Mercado de soja tem terça-feira de pouca movimentação e preços estáveis no Brasil

O mercado brasileiro de soja teve uma terça-feira (28) de ritmo lento, com poucas novidades e oscilações nas cotações da oleaginosa. De acordo com o analista da Safras & Mercado, Rafael Silveira, o dólar apresentou melhora ao longo do dia, enquanto os preços seguiram voláteis, mas dentro de uma faixa estreita.
”As variações giraram ao redor de R$1,00, ou seja, movimentos pequenos”, afirma Silveira. O porto operou de forma mais lenta, assim como o mercado interno, sem mudanças relevantes no quadro geral.
Silveira destaca que as melhores indicações seguem atreladas a prazos mais longos de
pagamento. "Ainda há alguma janela de exportação para maio, mas já bastante curta", explica. Os prêmios permaneceram praticamente estáveis, enquanto as indicações mais firmes começam a aparecer para setembro.
Preços de soja no Brasil
- Passo Fundo (RS): os preços ficaram em R$ 124,00
- Santa Rosa (RS): cotações em R$ 125,00
- Cascavel (PR): as cotações permaneceram em R$ 120,00.
- Rondonópolis (MT): os preços seguiram em R$ 111,00
- Dourados (MS): avançaram de R$ 111,00 para R$ 112,00
- Rio Verde (GO): a saca recuou de R$ 111,00 para R$ 110,00
- Paranaguá (PR): manteve-se em R$ 130,00 por saca
- Rio Grande (RS): as cotações permaneceram em R$ 130,00
Soja em Chicago
Os contratos futuros da soja fecharam mistos nesta terça-feira na Bolsa de Mercadorias de
Chicago (CBOT). As cotações oscilaram em uma estreita margem. De um lado, a boa alta do petróleo deu sustentação a alguns contratos, estendendo o movimento deflagrado na segunda-feira.

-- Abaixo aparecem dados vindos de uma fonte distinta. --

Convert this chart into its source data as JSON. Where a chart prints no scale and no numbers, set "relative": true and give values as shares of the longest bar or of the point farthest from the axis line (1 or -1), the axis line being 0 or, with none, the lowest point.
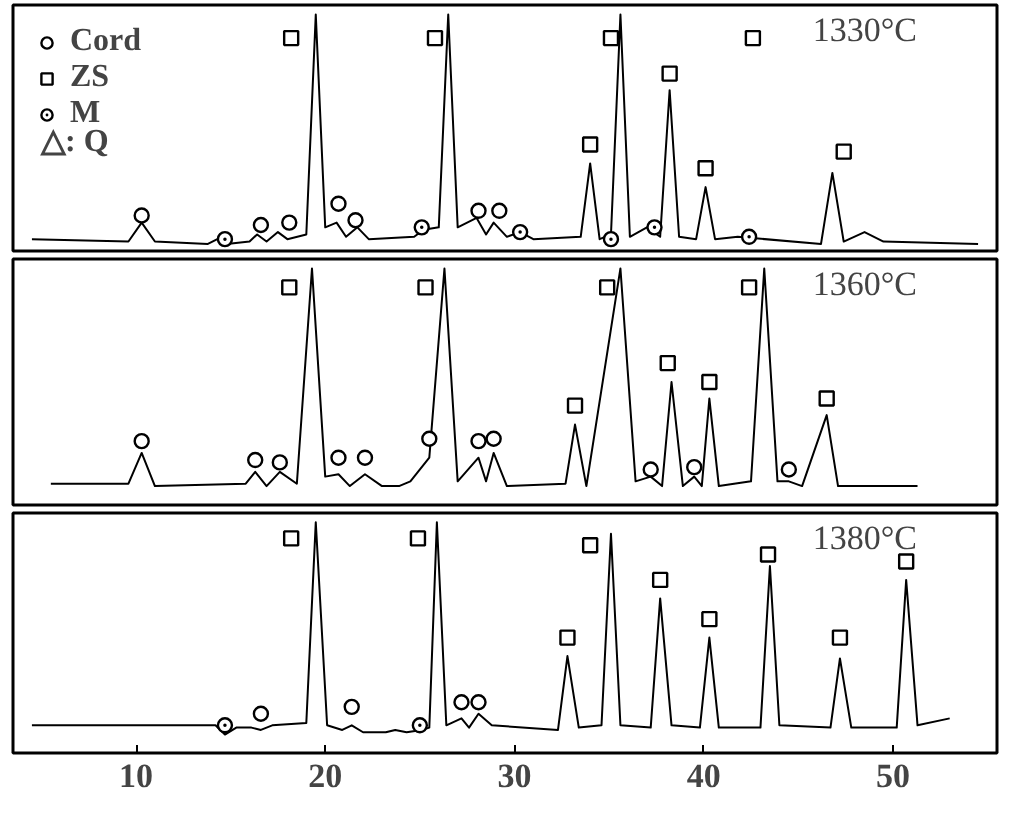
{
  "chart_data": [
    {
      "type": "line",
      "title": "1330°C",
      "relative": true,
      "xlim": [
        3.5,
        55.5
      ],
      "xticks": [
        10,
        20,
        30,
        40,
        50
      ],
      "tick_labels": false,
      "legend": "top left",
      "grid": false,
      "series": [
        {
          "color": "#000000",
          "x": [
            4.5,
            9.6,
            10.3,
            11.0,
            13.8,
            14.3,
            14.8,
            16.0,
            16.4,
            16.9,
            17.5,
            18.0,
            19.0,
            19.5,
            20.0,
            20.6,
            21.1,
            21.7,
            22.3,
            24.7,
            25.2,
            26.0,
            26.5,
            27.0,
            28.0,
            28.5,
            28.9,
            29.6,
            30.3,
            31.0,
            33.5,
            34.0,
            34.5,
            35.1,
            35.6,
            36.1,
            37.0,
            37.7,
            38.2,
            38.7,
            39.6,
            40.1,
            40.6,
            41.8,
            46.2,
            46.8,
            47.4,
            48.5,
            49.5,
            54.5
          ],
          "values": [
            0.05,
            0.04,
            0.12,
            0.04,
            0.03,
            0.05,
            0.03,
            0.04,
            0.07,
            0.04,
            0.08,
            0.05,
            0.07,
            1.0,
            0.1,
            0.12,
            0.06,
            0.1,
            0.05,
            0.06,
            0.09,
            0.1,
            1.0,
            0.1,
            0.14,
            0.07,
            0.12,
            0.06,
            0.08,
            0.05,
            0.06,
            0.37,
            0.05,
            0.07,
            1.0,
            0.06,
            0.1,
            0.06,
            0.68,
            0.06,
            0.05,
            0.27,
            0.05,
            0.06,
            0.03,
            0.33,
            0.04,
            0.08,
            0.04,
            0.03
          ]
        },
        {
          "type": "scatter",
          "name": "Cord",
          "marker": "circle",
          "color": "#000000",
          "x": [
            10.3,
            16.6,
            18.1,
            20.7,
            21.6,
            28.1,
            29.2
          ],
          "values": [
            0.15,
            0.11,
            0.12,
            0.2,
            0.13,
            0.17,
            0.17
          ]
        },
        {
          "type": "scatter",
          "name": "ZS",
          "marker": "square",
          "color": "#000000",
          "x": [
            18.2,
            25.8,
            35.1,
            42.6,
            34.0,
            38.2,
            40.1,
            47.4
          ],
          "values": [
            0.9,
            0.9,
            0.9,
            0.9,
            0.45,
            0.75,
            0.35,
            0.42
          ]
        },
        {
          "type": "scatter",
          "name": "M",
          "marker": "circle_dot",
          "color": "#000000",
          "x": [
            14.7,
            25.1,
            30.3,
            35.1,
            37.4,
            42.4
          ],
          "values": [
            0.05,
            0.1,
            0.08,
            0.05,
            0.1,
            0.06
          ]
        }
      ],
      "annotations": [
        "△: Q"
      ]
    },
    {
      "type": "line",
      "title": "1360°C",
      "relative": true,
      "xlim": [
        3.5,
        55.5
      ],
      "xticks": [
        10,
        20,
        30,
        40,
        50
      ],
      "tick_labels": false,
      "grid": false,
      "series": [
        {
          "color": "#000000",
          "x": [
            5.5,
            9.6,
            10.3,
            11.0,
            15.8,
            16.3,
            16.9,
            17.6,
            18.5,
            19.3,
            20.0,
            20.7,
            21.3,
            22.1,
            23.0,
            23.9,
            24.5,
            25.5,
            26.3,
            27.0,
            28.1,
            28.5,
            28.9,
            29.6,
            32.7,
            33.2,
            33.8,
            35.6,
            36.4,
            37.2,
            37.8,
            38.3,
            38.9,
            39.5,
            39.9,
            40.3,
            40.8,
            42.5,
            43.2,
            43.9,
            44.5,
            45.2,
            46.5,
            47.1,
            51.3
          ],
          "values": [
            0.09,
            0.09,
            0.22,
            0.08,
            0.09,
            0.14,
            0.08,
            0.14,
            0.09,
            1.0,
            0.12,
            0.13,
            0.08,
            0.13,
            0.08,
            0.08,
            0.1,
            0.2,
            1.0,
            0.1,
            0.2,
            0.1,
            0.22,
            0.08,
            0.09,
            0.34,
            0.08,
            1.0,
            0.1,
            0.12,
            0.08,
            0.52,
            0.08,
            0.12,
            0.08,
            0.45,
            0.08,
            0.1,
            1.0,
            0.1,
            0.1,
            0.08,
            0.38,
            0.08,
            0.08
          ]
        },
        {
          "type": "scatter",
          "marker": "circle",
          "color": "#000000",
          "x": [
            10.3,
            16.3,
            17.6,
            20.7,
            22.1,
            25.5,
            28.1,
            28.9,
            37.2,
            39.5,
            44.5
          ],
          "values": [
            0.27,
            0.19,
            0.18,
            0.2,
            0.2,
            0.28,
            0.27,
            0.28,
            0.15,
            0.16,
            0.15
          ]
        },
        {
          "type": "scatter",
          "marker": "square",
          "color": "#000000",
          "x": [
            18.1,
            25.3,
            34.9,
            42.4,
            33.2,
            38.1,
            40.3,
            46.5
          ],
          "values": [
            0.92,
            0.92,
            0.92,
            0.92,
            0.42,
            0.6,
            0.52,
            0.45
          ]
        }
      ]
    },
    {
      "type": "line",
      "title": "1380°C",
      "relative": true,
      "xlim": [
        3.5,
        55.5
      ],
      "xticks": [
        10,
        20,
        30,
        40,
        50
      ],
      "tick_labels": "x",
      "grid": false,
      "series": [
        {
          "color": "#000000",
          "x": [
            4.5,
            14.2,
            14.7,
            15.3,
            16.1,
            16.6,
            17.2,
            19.0,
            19.5,
            20.1,
            20.9,
            21.4,
            22.0,
            23.2,
            23.7,
            24.3,
            25.1,
            25.5,
            25.9,
            26.4,
            27.2,
            27.6,
            28.1,
            28.8,
            32.3,
            32.8,
            33.4,
            34.6,
            35.1,
            35.6,
            37.2,
            37.7,
            38.3,
            39.8,
            40.3,
            40.8,
            43.0,
            43.5,
            44.0,
            46.7,
            47.2,
            47.8,
            50.2,
            50.7,
            51.3,
            53.0
          ],
          "values": [
            0.12,
            0.12,
            0.08,
            0.11,
            0.11,
            0.1,
            0.12,
            0.13,
            1.0,
            0.12,
            0.1,
            0.12,
            0.09,
            0.09,
            0.1,
            0.09,
            0.1,
            0.11,
            1.0,
            0.12,
            0.15,
            0.11,
            0.17,
            0.12,
            0.1,
            0.42,
            0.11,
            0.12,
            0.95,
            0.12,
            0.11,
            0.67,
            0.12,
            0.11,
            0.5,
            0.11,
            0.11,
            0.81,
            0.12,
            0.11,
            0.41,
            0.11,
            0.11,
            0.75,
            0.12,
            0.15
          ]
        },
        {
          "type": "scatter",
          "marker": "circle",
          "color": "#000000",
          "x": [
            16.6,
            21.4,
            27.2,
            28.1
          ],
          "values": [
            0.17,
            0.2,
            0.22,
            0.22
          ]
        },
        {
          "type": "scatter",
          "marker": "square",
          "color": "#000000",
          "x": [
            18.2,
            24.9,
            32.8,
            34.0,
            37.7,
            40.3,
            43.4,
            47.2,
            50.7
          ],
          "values": [
            0.93,
            0.93,
            0.5,
            0.9,
            0.75,
            0.58,
            0.86,
            0.5,
            0.83
          ]
        },
        {
          "type": "scatter",
          "marker": "circle_dot",
          "color": "#000000",
          "x": [
            14.7,
            25.0
          ],
          "values": [
            0.12,
            0.12
          ]
        }
      ]
    }
  ]
}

Em contrapartida, o cenário fundamental segue limitando qualquer reação mais consistente nas cotações. A ampla oferta da oleaginosa, com o mercado convivendo com safras cheias no Brasil e na Argentina, e a perspectiva favorável para a produção norte-americana evitaram a consolidação do movimento de recuperação.
O Departamento de Agricultura dos Estados Unidos (USDA) divulgou na segunda-feira (27) o
relatório indicando que o plantio das lavouras de soja atingiu 23% da área prevista no país. Em igual período do ano passado, o índice era de 17%, enquanto a média dos últimos cinco anos é de 12%. Na semana anterior (20 de abril), o número era de 12%.
Contratos futuros de soja
Os contratos da soja em grão com entrega em maio fecharam com baixa de 4,25 centavos de dólar, ou 0,36%, a US$ 11,73 por bushel. A posição julho teve cotação de US$ 11,89 1/4 por bushel, com retração de 2,75 centavos de dólar ou 0,23%. As posições mais distantes tiveram pequenas altas.
Nos subprodutos, a posição julho do farelo fechou com baixa de US$ 0,40 ou 0,12% a US$ 327,40 por tonelada. No óleo, os contratos com vencimento em julho fecharam a 73,38 centavos de dólar, com ganho de 1,12 centavo ou 1,54%.
Câmbio
O dólar comercial encerrou a sessão com baixa de 0,01%, sendo negociado a R$ 4,9815 para venda e a R$ 4,9795 para compra. Durante o dia, a moeda norte-americana oscilou entre a mínima de R$ 4,9728 e a máxima de R$ 5,0158.